I never thought about training for a road races or a half-marathon as a way to get in same for hunting. I guess the grueling grind of a half-marathon would test your will to continue.
I like the idea of wearing a back pack climbing the stairss. I have run the bleachers at ECU but never wore a backpack before. That's a tip I'll have to try here shortly.
My way of building more inner strength would be train on the treadmill as you suggest. I hate using a treadmill. LOL
Thanks for a great illustration of what you endured while preparing for your hunt.

gatorfan's picture

Good tips

Good tips and great pictures! 

Thanks for sharing!

 

CVC's picture

Thanks.  You can see the

Thanks.  You can see the steepness in the terrain from the pictures.  Normal steep wasn't too bad for me, but it got to 70 degrees it pushed me to my limits.  Going up was tough, but I could set my pace, but coming down, I had gravity working for and against me.  it pulled me faster than I wanted to go sometimes and with loose footing it was a bit treacherous at times.
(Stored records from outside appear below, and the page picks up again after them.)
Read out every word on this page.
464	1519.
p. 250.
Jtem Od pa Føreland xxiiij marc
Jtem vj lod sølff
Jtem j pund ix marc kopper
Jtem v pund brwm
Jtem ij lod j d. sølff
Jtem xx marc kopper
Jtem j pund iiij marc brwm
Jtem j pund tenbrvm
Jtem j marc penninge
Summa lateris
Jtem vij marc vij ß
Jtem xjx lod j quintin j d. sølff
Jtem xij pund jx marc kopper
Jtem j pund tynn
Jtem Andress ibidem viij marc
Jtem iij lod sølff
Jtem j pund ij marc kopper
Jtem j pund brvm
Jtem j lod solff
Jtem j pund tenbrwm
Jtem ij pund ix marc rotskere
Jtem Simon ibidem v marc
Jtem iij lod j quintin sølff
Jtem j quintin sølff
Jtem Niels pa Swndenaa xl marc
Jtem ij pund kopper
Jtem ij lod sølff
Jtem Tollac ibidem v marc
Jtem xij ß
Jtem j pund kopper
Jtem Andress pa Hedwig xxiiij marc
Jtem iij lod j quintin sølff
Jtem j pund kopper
I got more bruises going down then I did going up.

jaybe's picture

Whew!

Wow, man -

That's some beautiful and RUGGED country there!

There's no way at my age that I will be able to hunt that - but I can't afford it anyway, so I guess it's a non-issue!

But I am going to be heading out west next fall for the fiirst time, where we will be walking terrain much more hilly that what I usually do here.

I am also going to be starting an exercise regimine, mostly in my basement and on the treadmill this winter.

Michigan roads aren't very conducive to safe walking or running during the winter.

I have two friends who were doing just that as he was recovering from heart surgery.

They were walking along the shoulder of the road when they were run down by a kid on a snowmobile doing 80 mph! They both received a badly frctured leg.

I'll stick to the basement, build up my walking muscles, and take frequent breaks to glass for mule deer while I'm hinting.

Thanks for the great tip and excellent photos.